Ether’s price has experienced a significant drop, falling by 8% as it started the week on a bearish note. The cryptocurrency lost its weekly support level at $3,200, leading to substantial selling pressure and marking its lowest value since November 21, 2024. The decline in Ether’s value has sparked another major liquidation event for the altcoin, following recent trends. Within two weeks, over $90 million in leveraged positions were wiped out, with $77 million of those being long positions.
Despite this downturn, Ethereum’s open interest had reached a new all-time high on January 7, reaching $32 billion, indicating a predominantly bearish futures market. This was due to a surge in short positions in the past seven days. By January 12, open interest had declined to $28 billion, as traders began to adjust their long positions or take profits from short positions from its recent high of $3,700.

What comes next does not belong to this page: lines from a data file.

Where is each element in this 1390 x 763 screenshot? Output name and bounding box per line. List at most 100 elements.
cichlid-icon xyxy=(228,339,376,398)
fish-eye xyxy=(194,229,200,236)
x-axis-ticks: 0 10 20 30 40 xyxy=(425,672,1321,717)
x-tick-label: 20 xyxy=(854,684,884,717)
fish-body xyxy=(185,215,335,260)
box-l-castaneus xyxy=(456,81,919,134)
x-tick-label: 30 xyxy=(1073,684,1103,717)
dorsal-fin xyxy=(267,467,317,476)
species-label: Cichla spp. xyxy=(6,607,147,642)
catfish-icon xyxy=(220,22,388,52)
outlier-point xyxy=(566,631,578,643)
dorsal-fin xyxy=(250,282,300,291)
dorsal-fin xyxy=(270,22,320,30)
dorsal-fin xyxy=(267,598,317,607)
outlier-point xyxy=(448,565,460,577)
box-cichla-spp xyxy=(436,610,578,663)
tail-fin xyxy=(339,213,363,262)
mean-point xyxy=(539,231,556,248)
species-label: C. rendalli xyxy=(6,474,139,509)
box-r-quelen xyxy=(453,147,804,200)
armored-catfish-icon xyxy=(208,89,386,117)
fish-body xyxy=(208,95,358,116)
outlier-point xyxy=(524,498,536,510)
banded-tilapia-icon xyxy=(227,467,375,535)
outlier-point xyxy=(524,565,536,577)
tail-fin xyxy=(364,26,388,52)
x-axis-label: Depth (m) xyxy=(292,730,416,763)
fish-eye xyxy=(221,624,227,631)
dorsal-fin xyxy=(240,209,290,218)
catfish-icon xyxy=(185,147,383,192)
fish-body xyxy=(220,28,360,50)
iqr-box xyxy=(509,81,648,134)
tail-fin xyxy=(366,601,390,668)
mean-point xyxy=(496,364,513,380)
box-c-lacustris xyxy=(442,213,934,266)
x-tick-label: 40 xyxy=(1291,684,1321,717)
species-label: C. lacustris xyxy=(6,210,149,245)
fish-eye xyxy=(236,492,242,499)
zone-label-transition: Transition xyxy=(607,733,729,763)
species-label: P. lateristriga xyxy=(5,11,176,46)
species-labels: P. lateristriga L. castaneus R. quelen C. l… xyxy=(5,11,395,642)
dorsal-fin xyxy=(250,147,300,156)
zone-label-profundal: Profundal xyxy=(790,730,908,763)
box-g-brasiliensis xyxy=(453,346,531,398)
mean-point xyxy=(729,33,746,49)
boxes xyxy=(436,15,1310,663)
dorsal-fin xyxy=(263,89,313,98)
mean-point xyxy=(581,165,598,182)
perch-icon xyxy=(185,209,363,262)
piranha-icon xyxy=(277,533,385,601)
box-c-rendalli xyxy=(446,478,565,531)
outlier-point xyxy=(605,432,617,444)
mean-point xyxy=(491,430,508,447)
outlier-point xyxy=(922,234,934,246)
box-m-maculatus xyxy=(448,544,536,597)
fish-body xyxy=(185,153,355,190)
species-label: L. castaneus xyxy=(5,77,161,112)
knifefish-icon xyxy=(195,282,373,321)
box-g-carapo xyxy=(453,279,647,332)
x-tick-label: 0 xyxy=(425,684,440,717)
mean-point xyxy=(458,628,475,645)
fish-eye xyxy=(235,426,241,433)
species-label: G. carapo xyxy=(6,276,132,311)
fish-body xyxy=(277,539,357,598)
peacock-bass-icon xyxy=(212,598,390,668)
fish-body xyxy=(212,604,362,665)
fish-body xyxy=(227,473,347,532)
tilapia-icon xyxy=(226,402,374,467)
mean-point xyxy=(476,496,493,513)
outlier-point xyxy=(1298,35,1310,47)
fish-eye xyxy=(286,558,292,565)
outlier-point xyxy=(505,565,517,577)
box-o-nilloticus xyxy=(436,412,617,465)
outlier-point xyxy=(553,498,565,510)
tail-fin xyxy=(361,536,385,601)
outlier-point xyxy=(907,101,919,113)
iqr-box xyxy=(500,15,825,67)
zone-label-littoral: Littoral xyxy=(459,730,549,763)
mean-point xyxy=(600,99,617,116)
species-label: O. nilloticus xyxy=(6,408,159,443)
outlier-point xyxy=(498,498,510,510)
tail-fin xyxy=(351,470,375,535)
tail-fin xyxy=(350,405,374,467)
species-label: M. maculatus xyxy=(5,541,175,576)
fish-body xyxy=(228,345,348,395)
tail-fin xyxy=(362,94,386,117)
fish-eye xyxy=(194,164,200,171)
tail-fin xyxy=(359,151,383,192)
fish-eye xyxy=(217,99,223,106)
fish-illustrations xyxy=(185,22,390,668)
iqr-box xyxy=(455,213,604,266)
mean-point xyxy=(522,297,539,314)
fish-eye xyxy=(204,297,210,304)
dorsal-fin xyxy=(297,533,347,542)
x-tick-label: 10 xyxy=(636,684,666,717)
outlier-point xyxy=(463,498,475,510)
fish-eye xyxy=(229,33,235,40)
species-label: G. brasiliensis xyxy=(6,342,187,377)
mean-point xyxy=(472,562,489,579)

Compounding the bearish outlook, a noted decline in the demand for holding Ethereum has been observed over the past year. Analyst Benjamin Cowen highlighted that Ethereum’s circulation has increased by 45,000 ETH/month, bringing the current supply close to its pre-merge levels. While the transition from proof-of-work to proof-of-stake was supposed to create a deflationary dynamic through ETH burns, the supply has instead outpaced burn rates since early 2024.
Technically, Ether’s dip below $3,000 suggests a potential new range low, with a cleared liquidity zone between $3,000 and $3,100 igniting a buy-side liquidity sweep. Should Ether see a positive deviation from the $3,000 level on the daily chart, it may imply buyers regaining control. However, continued weakness could push prices down to $2,800, encompassing the weekly Fair Value Gap active since Donald Trump’s election. As always, investors should conduct their own research, as all trading involves risk.